The enhanced availability of plunger flanges in every operation theater provides a noteworthy benefit. Unlike buttons, which might require specific sizing and planning, plunger flanges are ubiquitous due to their standard presence in various medical contexts. This inherent availability aligns well with the dynamic and unpredictable nature of clinical settings, offering surgeons a readily accessible tool to facilitate efficient and consistent repair procedures. The plunger flange's accessibility is in stark contrast to the scenario where button availability can lead to delays and compromises in patient care.
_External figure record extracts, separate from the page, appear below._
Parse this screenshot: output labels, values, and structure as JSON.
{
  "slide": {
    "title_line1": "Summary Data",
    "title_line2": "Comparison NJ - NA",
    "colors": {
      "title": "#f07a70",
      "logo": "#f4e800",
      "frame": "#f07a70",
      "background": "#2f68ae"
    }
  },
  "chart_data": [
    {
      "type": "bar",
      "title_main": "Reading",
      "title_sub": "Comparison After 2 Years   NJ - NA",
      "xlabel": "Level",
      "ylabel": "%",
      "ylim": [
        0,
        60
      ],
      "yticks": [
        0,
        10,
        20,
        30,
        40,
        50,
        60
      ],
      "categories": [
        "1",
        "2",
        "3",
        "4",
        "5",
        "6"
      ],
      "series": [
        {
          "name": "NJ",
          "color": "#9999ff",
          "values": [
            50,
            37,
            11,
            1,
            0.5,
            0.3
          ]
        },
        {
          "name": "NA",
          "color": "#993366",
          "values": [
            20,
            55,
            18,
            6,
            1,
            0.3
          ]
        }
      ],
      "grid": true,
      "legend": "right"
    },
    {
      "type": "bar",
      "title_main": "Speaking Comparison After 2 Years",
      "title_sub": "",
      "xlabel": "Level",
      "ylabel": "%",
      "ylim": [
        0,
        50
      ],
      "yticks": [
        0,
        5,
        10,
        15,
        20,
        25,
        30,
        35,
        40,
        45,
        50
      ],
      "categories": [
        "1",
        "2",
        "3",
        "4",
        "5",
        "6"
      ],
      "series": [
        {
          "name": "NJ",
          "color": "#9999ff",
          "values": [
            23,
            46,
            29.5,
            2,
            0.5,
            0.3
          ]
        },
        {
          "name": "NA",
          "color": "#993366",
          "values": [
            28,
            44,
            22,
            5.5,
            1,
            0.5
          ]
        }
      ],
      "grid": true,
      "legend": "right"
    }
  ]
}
In comparing the usability of plunger flanges to the traditional button technique, it's important to consider the convenience factor. Plunger flanges can be swiftly prepared, and their use is straightforward, reducing the intricacies associated with the traditional button technique. This convenience might have a cascading effect, potentially expediting the overall surgery and allowing medical professionals to focus more on the surgical nuances rather than grappling with technicalities. Furthermore, the relative simplicity of the plunger flange technique might facilitate its adoption among surgeons, ultimately leading to a broader and more consistent application.
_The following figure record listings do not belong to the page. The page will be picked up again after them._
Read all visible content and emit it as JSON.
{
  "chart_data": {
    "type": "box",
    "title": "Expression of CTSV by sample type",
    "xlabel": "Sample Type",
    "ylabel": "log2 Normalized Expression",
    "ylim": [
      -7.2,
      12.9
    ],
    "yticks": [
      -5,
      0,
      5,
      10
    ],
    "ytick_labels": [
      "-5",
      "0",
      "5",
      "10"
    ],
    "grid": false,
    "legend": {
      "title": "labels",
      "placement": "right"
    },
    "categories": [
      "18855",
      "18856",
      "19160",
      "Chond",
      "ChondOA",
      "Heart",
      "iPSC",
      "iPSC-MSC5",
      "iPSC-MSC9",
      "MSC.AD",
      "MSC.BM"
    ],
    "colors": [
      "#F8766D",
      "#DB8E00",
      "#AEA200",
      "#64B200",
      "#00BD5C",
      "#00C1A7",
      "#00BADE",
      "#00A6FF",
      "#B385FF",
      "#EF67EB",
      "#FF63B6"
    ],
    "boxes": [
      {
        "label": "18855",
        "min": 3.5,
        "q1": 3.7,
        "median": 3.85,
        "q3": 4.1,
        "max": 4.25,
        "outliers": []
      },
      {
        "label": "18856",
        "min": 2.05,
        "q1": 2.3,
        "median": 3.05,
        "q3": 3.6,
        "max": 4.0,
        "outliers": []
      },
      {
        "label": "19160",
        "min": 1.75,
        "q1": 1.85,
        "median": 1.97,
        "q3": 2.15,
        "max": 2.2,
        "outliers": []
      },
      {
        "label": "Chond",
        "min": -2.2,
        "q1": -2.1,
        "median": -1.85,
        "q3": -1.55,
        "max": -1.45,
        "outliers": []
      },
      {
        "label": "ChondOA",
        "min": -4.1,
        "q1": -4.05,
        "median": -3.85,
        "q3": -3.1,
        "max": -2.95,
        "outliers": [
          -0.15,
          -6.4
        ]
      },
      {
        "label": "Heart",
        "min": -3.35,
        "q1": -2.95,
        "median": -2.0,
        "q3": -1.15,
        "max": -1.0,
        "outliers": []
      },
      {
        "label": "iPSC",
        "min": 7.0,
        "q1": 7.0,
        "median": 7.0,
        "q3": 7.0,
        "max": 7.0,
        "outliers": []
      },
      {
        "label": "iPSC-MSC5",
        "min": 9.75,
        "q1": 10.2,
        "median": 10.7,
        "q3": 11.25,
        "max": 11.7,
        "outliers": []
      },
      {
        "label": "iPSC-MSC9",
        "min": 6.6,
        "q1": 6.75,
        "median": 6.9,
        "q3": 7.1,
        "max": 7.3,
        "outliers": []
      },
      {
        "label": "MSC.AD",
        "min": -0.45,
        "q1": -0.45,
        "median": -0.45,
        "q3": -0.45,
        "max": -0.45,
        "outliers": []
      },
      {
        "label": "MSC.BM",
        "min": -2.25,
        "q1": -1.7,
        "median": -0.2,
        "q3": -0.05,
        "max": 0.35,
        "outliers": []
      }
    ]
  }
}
However, as with any medical procedure, a balanced consideration of potential complications is imperative. While the plunger flange technique exhibits advantages, its associated complications must be acknowledged. Interestingly, the complications associated with the plunger flange technique closely resemble those of the traditional button method.8, 9, 10 These complications encompass issues such as local wound irritation, nail deformities, skin necrosis, pain, infection, and the potential for snagging or rupture of the repair.11, 12, 13 The overlap in complications between the two techniques underscores the importance of rigorous postoperative monitoring and care,14, 15 regardless of the method employed.
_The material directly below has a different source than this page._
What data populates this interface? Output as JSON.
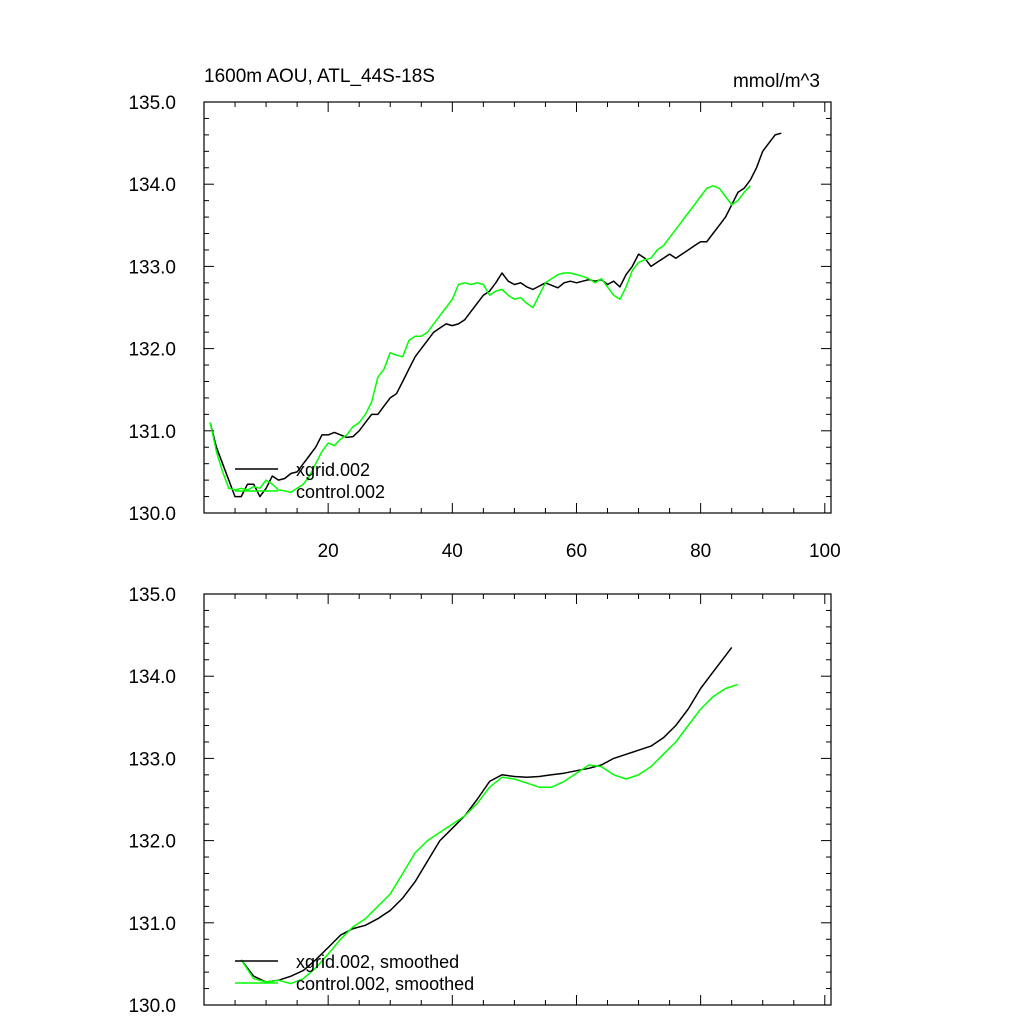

It is noteworthy that a comprehensive understanding of these complications can inform surgeons in anticipating and mitigating potential risks, ensuring that patients receive optimal care throughout their recovery journey. Further, studies may be warranted to elucidate any nuances or variations in complication rates between the plunger flange technique and the traditional button approach, enabling a more nuanced assessment of the risk-benefit profile.
Conclusion
Our technique using the planger flange is simple and easily reproducible in operation theatre. Contrary to button, the plunger flange doesn’t need to be sterilized separately; it is also readily available across an array of sizes. Thus, the authors recommend the plunger flange as a better alternative to the button.